Calibration Best Practices for Reliable Sessions

📍

Calibrate at each new site

The compass calibration is site-specific. Always redo it when moving to a new imaging location, even a few hundred meters away from your last session.

🔩

Stable surface first

Do level calibration on the flattest, firmest surface available. Soft ground, grass, or unstable tripod legs all introduce error before you even start.

🧲

Move away from metal

During compass calibration, step 2–3 m away from metal tripod legs, vehicles, steel fencing, and any electronic devices including phones placed on the unit.

📱

Update firmware before calibrating

If a firmware update is available, install it before running the calibration sequence — updates sometimes change sensor handling and can invalidate previous calibration data.

🌙

Calibrate 30 min before imaging

Allow the unit to thermally stabilize at ambient temperature for 20–30 minutes before calibrating and starting a session. Thermal expansion affects the level sensor reading.

📋

Copy results for your log

Use the "Copy Results" button after each calibration to save a text summary with timestamp to your imaging log. Useful for diagnosing recurring issues across sessions.

FAQ

Frequently Asked Questions

How often do I need to recalibrate?

At minimum: recalibrate the compass whenever you move to a new location, and redo the full sequence after any firmware update. The level calibration is fairly stable at the same site — you typically only need to redo it if you notice tracking problems or if significant temperature changes occurred (e.g., bringing the unit in from cold storage). Many experienced Seestar users recalibrate the compass at the start of every session as a routine habit; it takes under 2 minutes and prevents the most common GoTo failures.

Can I calibrate indoors?

Level calibration: yes, indoors on a flat surface works well. Compass calibration: ideally outdoors or at minimum away from large metal structures, electronics, and household wiring. Indoor compass calibration is often unreliable due to interference from metal building structures, electrical wiring, and nearby appliances. If you must calibrate indoors, move to the center of a room, away from walls, appliances, and computers, and verify GoTo accuracy on a known bright star before trusting the calibration.

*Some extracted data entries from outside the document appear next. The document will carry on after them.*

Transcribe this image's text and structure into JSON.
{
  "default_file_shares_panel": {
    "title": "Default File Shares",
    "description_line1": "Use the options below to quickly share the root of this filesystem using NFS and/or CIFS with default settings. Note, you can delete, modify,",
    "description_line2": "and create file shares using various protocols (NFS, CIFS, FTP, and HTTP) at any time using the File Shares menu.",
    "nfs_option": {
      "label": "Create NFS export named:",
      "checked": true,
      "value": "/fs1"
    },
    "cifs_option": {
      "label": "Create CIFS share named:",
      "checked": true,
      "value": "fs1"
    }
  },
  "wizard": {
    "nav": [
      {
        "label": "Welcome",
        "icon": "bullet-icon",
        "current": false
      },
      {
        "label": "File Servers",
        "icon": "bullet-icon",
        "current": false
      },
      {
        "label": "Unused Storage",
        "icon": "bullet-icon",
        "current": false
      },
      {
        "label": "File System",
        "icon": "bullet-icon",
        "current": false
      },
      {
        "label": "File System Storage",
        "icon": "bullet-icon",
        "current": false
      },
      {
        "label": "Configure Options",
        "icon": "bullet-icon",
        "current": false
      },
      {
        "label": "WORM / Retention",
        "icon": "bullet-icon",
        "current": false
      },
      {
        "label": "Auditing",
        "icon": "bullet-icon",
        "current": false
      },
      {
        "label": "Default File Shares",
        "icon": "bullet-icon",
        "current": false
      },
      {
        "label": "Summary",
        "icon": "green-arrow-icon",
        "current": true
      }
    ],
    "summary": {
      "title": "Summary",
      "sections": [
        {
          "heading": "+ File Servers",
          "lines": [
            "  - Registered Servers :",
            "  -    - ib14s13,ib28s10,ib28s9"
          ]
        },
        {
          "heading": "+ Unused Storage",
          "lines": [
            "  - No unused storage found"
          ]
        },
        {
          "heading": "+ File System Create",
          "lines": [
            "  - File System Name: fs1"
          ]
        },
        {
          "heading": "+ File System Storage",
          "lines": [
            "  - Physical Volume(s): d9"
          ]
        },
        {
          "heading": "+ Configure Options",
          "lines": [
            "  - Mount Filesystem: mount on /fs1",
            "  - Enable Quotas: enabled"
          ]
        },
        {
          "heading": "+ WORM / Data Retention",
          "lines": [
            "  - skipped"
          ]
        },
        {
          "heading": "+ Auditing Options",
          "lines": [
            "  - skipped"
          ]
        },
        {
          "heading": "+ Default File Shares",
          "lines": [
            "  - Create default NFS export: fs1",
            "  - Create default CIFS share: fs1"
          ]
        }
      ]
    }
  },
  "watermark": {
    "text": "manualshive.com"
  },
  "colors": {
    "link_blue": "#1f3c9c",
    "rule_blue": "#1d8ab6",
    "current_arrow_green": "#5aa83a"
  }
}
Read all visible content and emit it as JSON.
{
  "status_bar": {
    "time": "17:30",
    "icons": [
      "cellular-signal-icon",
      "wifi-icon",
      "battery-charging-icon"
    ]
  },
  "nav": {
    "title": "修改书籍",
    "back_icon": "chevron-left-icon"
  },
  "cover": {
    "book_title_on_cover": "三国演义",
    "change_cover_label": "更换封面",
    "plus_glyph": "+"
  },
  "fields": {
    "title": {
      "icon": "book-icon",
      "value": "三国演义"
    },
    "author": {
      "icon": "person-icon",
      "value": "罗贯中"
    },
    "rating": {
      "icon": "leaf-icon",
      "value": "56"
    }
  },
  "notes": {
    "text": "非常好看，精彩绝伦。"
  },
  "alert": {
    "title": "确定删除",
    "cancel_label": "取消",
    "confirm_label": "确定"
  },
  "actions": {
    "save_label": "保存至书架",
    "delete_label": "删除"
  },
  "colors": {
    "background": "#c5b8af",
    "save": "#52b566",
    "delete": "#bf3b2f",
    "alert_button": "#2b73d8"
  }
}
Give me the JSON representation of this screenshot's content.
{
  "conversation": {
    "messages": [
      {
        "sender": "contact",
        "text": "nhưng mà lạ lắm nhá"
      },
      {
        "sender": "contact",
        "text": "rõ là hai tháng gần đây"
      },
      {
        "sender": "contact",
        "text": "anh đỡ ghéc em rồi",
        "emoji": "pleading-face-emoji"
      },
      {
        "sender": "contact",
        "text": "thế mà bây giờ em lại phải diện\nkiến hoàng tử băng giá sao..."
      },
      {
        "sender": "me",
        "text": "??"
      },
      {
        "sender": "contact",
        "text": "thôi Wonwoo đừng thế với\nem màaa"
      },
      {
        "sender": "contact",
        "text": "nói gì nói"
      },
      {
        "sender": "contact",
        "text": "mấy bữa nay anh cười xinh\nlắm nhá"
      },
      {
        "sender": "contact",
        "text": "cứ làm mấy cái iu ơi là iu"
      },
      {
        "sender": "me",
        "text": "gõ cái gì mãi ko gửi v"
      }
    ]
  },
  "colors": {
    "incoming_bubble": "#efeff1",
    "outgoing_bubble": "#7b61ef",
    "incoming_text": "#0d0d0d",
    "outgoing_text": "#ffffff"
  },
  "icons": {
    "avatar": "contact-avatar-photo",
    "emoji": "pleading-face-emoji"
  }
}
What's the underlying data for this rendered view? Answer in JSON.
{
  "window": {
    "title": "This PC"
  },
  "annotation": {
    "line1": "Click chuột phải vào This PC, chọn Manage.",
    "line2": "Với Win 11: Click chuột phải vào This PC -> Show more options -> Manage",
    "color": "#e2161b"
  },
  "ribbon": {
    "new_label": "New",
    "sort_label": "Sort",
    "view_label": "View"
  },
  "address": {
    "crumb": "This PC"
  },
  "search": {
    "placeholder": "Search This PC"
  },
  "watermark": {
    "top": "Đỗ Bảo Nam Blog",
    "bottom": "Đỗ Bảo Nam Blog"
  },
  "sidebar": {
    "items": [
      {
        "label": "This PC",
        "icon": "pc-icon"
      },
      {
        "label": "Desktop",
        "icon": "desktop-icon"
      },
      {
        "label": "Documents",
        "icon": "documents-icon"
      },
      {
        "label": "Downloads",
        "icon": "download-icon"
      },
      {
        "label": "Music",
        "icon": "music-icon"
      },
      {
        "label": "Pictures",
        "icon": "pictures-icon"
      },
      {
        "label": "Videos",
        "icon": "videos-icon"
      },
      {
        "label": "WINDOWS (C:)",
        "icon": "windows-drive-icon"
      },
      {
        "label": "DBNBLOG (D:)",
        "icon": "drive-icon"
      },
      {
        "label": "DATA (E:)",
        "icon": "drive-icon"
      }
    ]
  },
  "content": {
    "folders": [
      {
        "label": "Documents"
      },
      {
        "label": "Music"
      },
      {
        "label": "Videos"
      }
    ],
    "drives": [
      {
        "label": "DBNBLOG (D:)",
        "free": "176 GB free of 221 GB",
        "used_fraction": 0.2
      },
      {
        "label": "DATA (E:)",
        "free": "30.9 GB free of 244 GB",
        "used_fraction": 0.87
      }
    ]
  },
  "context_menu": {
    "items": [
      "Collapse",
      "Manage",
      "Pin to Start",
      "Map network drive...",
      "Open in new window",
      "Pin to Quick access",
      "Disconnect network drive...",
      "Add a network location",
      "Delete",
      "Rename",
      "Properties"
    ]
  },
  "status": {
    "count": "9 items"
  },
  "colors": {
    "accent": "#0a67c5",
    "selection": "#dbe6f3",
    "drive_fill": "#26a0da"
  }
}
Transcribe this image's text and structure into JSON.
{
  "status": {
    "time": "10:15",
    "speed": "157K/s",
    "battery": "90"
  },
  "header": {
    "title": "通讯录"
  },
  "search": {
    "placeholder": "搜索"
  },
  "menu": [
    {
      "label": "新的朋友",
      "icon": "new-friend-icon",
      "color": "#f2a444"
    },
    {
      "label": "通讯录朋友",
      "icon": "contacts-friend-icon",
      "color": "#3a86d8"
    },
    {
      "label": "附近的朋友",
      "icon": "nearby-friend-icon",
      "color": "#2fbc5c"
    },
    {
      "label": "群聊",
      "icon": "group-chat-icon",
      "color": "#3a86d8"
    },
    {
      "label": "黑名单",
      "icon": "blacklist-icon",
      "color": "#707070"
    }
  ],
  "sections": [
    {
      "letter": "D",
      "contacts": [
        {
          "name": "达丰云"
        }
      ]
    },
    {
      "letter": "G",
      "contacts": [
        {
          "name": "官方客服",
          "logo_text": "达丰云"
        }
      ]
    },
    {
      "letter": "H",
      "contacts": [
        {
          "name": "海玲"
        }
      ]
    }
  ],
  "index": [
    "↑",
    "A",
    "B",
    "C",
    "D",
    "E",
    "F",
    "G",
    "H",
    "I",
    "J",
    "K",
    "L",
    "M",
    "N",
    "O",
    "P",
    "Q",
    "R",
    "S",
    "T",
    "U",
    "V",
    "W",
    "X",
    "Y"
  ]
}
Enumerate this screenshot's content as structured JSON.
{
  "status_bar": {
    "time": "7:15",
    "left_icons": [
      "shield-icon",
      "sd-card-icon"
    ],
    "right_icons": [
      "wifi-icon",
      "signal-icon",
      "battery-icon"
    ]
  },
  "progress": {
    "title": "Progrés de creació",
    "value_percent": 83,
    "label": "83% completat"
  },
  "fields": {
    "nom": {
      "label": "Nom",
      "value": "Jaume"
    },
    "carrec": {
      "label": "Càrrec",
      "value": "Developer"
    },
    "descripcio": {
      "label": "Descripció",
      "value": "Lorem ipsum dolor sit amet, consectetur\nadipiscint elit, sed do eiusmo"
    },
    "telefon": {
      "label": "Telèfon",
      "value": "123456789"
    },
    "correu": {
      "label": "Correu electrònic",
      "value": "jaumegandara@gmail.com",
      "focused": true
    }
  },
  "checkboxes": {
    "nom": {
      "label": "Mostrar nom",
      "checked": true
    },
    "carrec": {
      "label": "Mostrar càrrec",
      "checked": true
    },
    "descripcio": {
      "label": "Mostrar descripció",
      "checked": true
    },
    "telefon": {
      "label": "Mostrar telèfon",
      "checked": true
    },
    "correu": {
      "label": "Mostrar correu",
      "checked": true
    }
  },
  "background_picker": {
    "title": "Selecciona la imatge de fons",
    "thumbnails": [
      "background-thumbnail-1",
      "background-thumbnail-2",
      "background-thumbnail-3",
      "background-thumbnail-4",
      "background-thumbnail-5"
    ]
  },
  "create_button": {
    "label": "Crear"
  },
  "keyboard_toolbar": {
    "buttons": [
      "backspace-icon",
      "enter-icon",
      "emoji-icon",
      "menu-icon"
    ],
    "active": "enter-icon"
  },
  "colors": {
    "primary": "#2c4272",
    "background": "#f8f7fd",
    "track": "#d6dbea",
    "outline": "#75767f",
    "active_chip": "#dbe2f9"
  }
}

The wizard says "recalibrate compass" but I just did it — why?

The symptom-based recommendation is a heuristic, not a certainty. If your compass calibration was done properly at the current site and you are still experiencing drift, check for: a metal object that moved near the unit (e.g., a car parked nearby), power lines or transformers above your site, or a recent change in declination offset in firmware. Also check that the tripod is fully stable — even slight wobble from wind can look like compass-related drift in the tracking behavior.

Does Adjust Level need to be done in the dark?

No. The "Adjust Level" (optical axis calibration) in the Seestar app is done using the internal accelerometer and does not require a star or any visual target. It can be completed in daylight as part of your pre-session setup routine. Only plate solving and star alignment require actual stars. The optical axis calibration is purely an internal sensor offset correction that tells the motor control system where "true level" is relative to the optical axis.